Did you feel like a pioneer?
Perhaps, but not at first. When I was choosing to do industrial chemistry or engineering I wasn't even conscious that not too many women were doing it. I knew that most of my friends at the time were choosing very traditional things like teaching or whatever, but no-one made me feel as if I was being excluded at all from those areas. When I started at the university, though, it became obvious that it was a male dominated area. There were many occasions when I'd go to conferences as the only female in the whole auditorium. Then again, that makes you well known – everyone gets to know you really quickly.
What's been concerning me over the last few years is the way that school educational policies have been trying to focus on girls, with an insistence that the poor girls have been excluded from maths and science because the boys have been dominating the class and haven't allowed the girls to excel. I have been very sceptical, even cynical, about those theories and ideas.
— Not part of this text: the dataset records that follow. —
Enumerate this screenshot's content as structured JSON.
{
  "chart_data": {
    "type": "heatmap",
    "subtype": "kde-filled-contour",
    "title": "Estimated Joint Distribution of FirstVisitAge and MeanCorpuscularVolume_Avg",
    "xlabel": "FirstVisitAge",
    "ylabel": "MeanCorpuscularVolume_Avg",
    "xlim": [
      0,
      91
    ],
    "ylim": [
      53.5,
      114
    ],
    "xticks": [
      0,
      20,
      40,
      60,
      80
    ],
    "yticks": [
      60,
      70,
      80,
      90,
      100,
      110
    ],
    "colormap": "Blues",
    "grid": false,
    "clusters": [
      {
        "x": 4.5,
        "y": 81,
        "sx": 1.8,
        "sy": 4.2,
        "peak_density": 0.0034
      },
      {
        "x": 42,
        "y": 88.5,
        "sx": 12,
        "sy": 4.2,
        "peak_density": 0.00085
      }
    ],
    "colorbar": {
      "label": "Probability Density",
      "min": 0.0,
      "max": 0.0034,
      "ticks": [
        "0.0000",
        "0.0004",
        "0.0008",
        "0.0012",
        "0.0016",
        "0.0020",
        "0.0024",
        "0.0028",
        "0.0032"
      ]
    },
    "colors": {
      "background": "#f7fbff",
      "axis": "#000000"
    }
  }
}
Basically women weren't interested, okay? And that's unfortunate: I used to love mathematics and I couldn't understand why other people didn't. It's important to give the information and expose male and female students to all their options, but not to try and bias the system. Over the years everything's been biased towards the females, and I feel sorry for the boys now. I'm the mother of three sons, and I keep on telling them that because the system is geared to work against them they've got to be really careful to make sure as they grow up that the future doesn't exclude them totally.
We have spoken about the prize you were given shortly after you returned to Australia. That's a long time ago. What honours have you received in the meantime?
I was very honoured to be awarded, first of all, the Whiffen Medal, by the Institution of Chemical Engineers and the Institution of Engineers Australia. That is for applied research or projects with applications for industry. Then two years ago I was awarded the Chemeca Medal, the most prestigious chemical engineering award in Australia, again by the Institution of Engineers Australia and the Institution of Chemical Engineers. Both those medals were awarded for the vanadium battery. I was nominated for them by Mr Graeme Paul, who is a member of the RACI and a really wonderful person.
And in 1999, in the Australia Day honours – again on the nomination of Graeme Paul – I was made a Member of the Order of Australia. That was a great honour and a very proud moment for the whole family.
What are your ambitions for the future?
I want to continue the research I'm doing now. Mainly, though, I want to find more time to travel, because with young children I've always tried to restrict the amount of my travel. I get a lot of invitations to go overseas but most of the time I have to turn them down politely because I haven't wanted to travel without my children. But as they're growing up now and getting more independent, I'm hoping to start doing a lot more travelling, visiting overseas research laboratories and attending more international conferences – and, who knows, starting a whole lot of new things in the future with my husband.
Do you look forward to a time when you can limit administrative and teaching work in favour of research?
Actually, that is one thing I'm hoping to be able to do. I'm not yet sure how, but I've got a few thoughts about it. Hopefully, I'll start taking study leave, which is another thing I haven't been doing much of, and getting away for a while. While I have enjoyed teaching throughout my academic career, I'm finding now that it is just too difficult to do everything well. After another 5-6 years I hope to be just doing research and that will give me more time for travelling, and reading novels and resuming art and sketching and so on – all those other things that I've put aside for 25 years.